The Guided Cantilever Method - Part 3

The Guided Cantilever Method for Quickly Checking Piping Flexibility -- Part 3

This is a continuation of my last post. Here in Part 3, I show how to manually check more complicated piping systems for adequate thermal flexibility. There are two tricks for doing this: 1) fictitious anchors and 2) the-tail-does-not-wag-the-dog.

Fictitious Anchors

The idea here is that any point or points on a complicated piping network can be fixed against rotation and/or displacement (or a fixed displacement or rotation can be imposed at any point) and the flexibility of the resulting subsystems analyzed independently. (The fixed points isolate one part of the system from the others.) The importance of this is that if each subsystem has adequate flexibility with fixed points in place, then the overall system will have adequate flexibility with the fixed points removed. (Equal sized pipe only. For unequal pipe sizes, see next trick.)

An example should make this clear:
Notice that for analysis purposes, an imaginary fictitious anchor has been added to the system illustrated in Figure 2. This allows us to use the guided cantilever method since the system has been broken up into two simple subsystems similar to what we solved for last time in Part 2. There is a 20'X20' subsystem and a 10'X10' subsystem.

Note that the required length of a guided cantilever goes up with the square root of the displacement to be absorbed. This means that if the 10'X10' subsystem is adequately flexible then the 20'X20' subsystem will be even more adequately flexible. And so if the 10'X10' subsystem is OK, then the entire system will be OK when the imaginary anchor is "removed".

So is the 10'X10' subsystem adequately flexible?
from math import sqrt

# The thermal displacement to be absorbed (y) is:
#     Material = stainless steel
#     Length = 10 (ft)
#     Temperature = 350 (F)
#     Formula from last post:
#         y_per_100ft = 1.33 * (T - 100.) / 100.
y_per_100ft = 1.33 * (350. - 100.) / 100.
y = y_per_100ft * (10 / 100)
# y = .3325 (in)

# So that the required leg length to absorb this expansion is:
NPS = 4
L = 7.77 * sqrt(y * NPS)
# L = 9.0 (ft)
Thus, the 10'X10' subsystem is adequately flexible. Thus, the entire system is adequately flexible.

Although it takes some practice to using fictitious anchors effectively, once you've gotten the hang of it, I have found fictitious anchors are a very effective tool.

The Tail Does Not Wag the Dog

Recall that resistance to bending moment is proportional to section modulus. And that the section modulus of pipe is proportional to its radius to the third power. Thus, all other things being proportional, larger diameter piping will dominate the thermal displacement reactions of complex piping systems versus smaller diameter pipe. For example, the section modulus of a 6" NPS sch. 40 pipe is 8.50 (in3) while the section modulus of a 3" NPS sch. 40 pipe is 1.72 (in3). A strength ratio of almost 5 to 1, even though the size ratio is less than 2 to 1. Thus, a 3" NPS "tail" will not wag a 6" NPS "dog".
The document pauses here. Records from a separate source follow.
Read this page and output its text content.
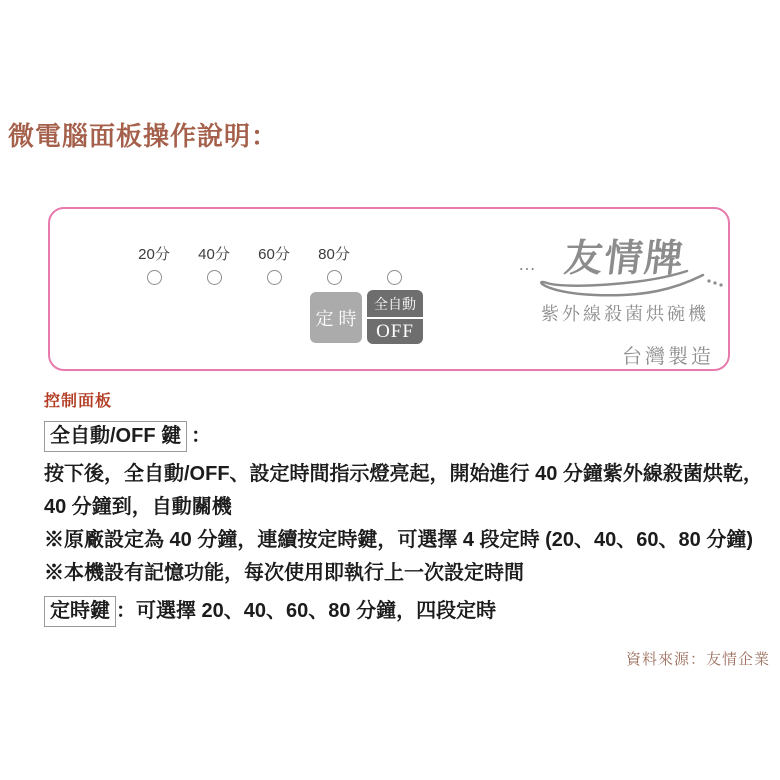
微電腦面板操作說明：
20分	40分	60分	80分
定 時
全自動
OFF
… 友情牌
紫外線殺菌烘碗機
台灣製造
控制面板
全自動/OFF 鍵 ：
按下後，全自動/OFF、設定時間指示燈亮起，開始進行 40 分鐘紫外線殺菌烘乾，
40 分鐘到，自動關機
※原廠設定為 40 分鐘，連續按定時鍵，可選擇 4 段定時 (20、40、60、80 分鐘)
※本機設有記憶功能，每次使用即執行上一次設定時間
定時鍵 ：可選擇 20、40、60、80 分鐘，四段定時
資料來源：友情企業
This means that in complicated piping systems with varying pipe sizes, it is appropriate for the fictitious anchors to be placed and to impose movements that would otherwise be the unrestrained displacements of the larger pipe sizes.
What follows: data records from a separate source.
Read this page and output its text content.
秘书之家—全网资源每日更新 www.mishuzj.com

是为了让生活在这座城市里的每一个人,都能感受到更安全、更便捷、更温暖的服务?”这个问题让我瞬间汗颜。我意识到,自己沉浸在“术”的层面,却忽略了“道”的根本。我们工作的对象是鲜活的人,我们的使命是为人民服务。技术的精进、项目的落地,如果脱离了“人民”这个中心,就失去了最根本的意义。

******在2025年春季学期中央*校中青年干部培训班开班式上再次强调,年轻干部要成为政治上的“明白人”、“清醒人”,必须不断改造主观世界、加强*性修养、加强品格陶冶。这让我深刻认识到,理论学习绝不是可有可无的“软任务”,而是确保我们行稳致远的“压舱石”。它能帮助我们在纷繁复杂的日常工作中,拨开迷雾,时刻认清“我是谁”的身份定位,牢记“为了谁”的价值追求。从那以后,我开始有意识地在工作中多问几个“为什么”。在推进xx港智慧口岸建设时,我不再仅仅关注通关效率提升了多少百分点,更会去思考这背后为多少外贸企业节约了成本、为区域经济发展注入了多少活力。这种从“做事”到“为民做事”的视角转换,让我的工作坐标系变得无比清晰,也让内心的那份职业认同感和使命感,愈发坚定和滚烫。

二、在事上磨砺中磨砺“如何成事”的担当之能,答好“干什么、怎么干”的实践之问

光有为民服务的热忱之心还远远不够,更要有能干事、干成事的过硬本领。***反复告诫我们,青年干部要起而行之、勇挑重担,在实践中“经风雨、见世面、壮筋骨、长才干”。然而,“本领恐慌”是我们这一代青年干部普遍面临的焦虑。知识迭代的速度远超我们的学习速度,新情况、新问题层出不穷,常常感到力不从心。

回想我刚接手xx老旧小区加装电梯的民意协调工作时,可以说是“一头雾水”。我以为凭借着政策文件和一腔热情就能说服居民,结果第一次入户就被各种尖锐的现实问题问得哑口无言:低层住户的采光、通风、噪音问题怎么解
For example, in Figure 2 above, if the 20'X20' subsystem were 8" NPS pipe instead of 4", and there were an 8X4 reducer at the fictitious anchor, it would be appropriate to assume the fictitious anchor would impose 20' worth of thermal expansion on the 10'X10' subsystem instead of being fixed in place. Clearly, the 10'X10' subsystem would then fail a manual check and the entire system would have to be computer analyzed.


In practice, it is easily possible to manually analyze for flexibility a majority of piping systems in less time than it would take to perform computer analyses on these systems. All piping engineers and designers should be familiar with the guided cantilever method.